Il percorso spettacolare di Nick Faldo è già considerato uno dei migliori campi asiatici. La buca 16 di Nicklaus (il primo campo, inaugurato nel 1994) ha già scalato molte posizioni nelle classifiche ed è considerata fra top ten del continente. C’è polizia ovunque. Il resort é una villa vecchio stile francese, la hall é alta 7 metri, ci sono 500 stanze d’albergo (di 6 diverse categorie) e il più grande golf shop dell’intero continente asiatico. Poco distante un albergo da 1000 posti letto. Le club house hanno proporzioni da Muraglia Cinese e vi si trova davvero di tutto: ristoranti per tutti i gusti, pro-shop immensi e negozi raffinati.
La sacca? Quando si entra viene etichettata e sparisce: la si ritrova solo sul car (sono 1.500), a fianco del caddie (2.500). Molte del gentil sesso, vestite di rosso e con il cappellino bianco. Giganteschi anche i costi: 384.6 milioni di dollari per la costruzione. Per diventare socio si deve sborsare una somma che varia dai 21 a 70.000 dollari.

Se non si vuole giocare a golf?

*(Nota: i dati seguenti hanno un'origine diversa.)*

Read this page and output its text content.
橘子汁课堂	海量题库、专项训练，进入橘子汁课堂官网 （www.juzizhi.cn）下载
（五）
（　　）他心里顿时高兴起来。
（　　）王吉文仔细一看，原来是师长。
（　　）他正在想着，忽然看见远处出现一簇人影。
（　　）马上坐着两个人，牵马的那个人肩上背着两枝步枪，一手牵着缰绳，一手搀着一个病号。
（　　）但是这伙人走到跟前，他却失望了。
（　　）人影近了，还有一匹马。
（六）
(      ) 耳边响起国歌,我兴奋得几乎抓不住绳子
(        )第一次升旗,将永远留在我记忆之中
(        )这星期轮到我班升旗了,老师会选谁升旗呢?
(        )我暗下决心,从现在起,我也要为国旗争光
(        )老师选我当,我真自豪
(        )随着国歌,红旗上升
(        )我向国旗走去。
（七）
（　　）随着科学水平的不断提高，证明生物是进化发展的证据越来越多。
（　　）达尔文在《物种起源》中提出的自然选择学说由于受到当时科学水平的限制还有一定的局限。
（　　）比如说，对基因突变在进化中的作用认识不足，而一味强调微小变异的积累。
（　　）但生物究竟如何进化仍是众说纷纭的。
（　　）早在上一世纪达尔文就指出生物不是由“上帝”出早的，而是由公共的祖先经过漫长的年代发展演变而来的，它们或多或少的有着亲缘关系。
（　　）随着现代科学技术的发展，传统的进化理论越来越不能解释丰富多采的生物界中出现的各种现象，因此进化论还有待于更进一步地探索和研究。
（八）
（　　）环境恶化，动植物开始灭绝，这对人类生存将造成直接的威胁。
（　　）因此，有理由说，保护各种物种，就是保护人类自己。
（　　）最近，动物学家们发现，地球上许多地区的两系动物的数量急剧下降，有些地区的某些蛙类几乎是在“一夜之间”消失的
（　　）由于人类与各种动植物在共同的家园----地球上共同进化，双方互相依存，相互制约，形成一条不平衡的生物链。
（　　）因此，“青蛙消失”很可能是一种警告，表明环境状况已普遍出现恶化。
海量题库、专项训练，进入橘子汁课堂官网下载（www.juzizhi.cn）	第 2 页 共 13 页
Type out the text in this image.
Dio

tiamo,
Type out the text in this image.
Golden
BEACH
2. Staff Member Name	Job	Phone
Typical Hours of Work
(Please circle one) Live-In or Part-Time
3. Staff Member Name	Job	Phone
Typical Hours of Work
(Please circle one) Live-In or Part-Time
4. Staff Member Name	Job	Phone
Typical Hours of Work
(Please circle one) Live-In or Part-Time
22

A Mission Hills ci sono 51 campi da tennis (il maggior centro cinese), una palestra di 5.000 metri quadri con la più moderna attrezzatura, bar e ristoranti aperti 24 ore al giorno, cucina occidentale e giapponese, asiatica e cinese. La Spa misura 20.000 metri quadri, e vi lavorano centinaia di massaggiatori ed estetisti. Se non fosse evidente, ricordiamo che la classe cinese più abbiente manifesta le stesse esigenze dei paperoni del west del mondo: acquista il Made in Italy (moda, ceramica, calzature, marmo, ecc) perchè il loro status lo impone e sta letteralente impazzendo per il golf.

Si contano 1.500.000 di giocatori di golf (+30% all’anno) e in dieci anni sono stati construiti oltre 200 campi da golf. Nuovi golf ma anche nuovi tornei: nel calendario 2007 dell’European Tour si sono svolti ben 6 tappe in Cina. Più la World Cup. E come se tutto questo non bastasse una recente scoperta rilancia i dibattiti sulle origini di questo sport: un ricercatore cinese dell’università di Lanzhou sostiene infatti che è proprio la Cina ad aver inventato il golf oltre 1000 anni fa. Lo confermerebbe un riferimento ad uno sport denominato Chuiwan, che significa "colpire la palla", che si giocava con una decina di club diversi, fra cui un cuanbang (equivalente di un driver) ed un shaobang (un legno 3).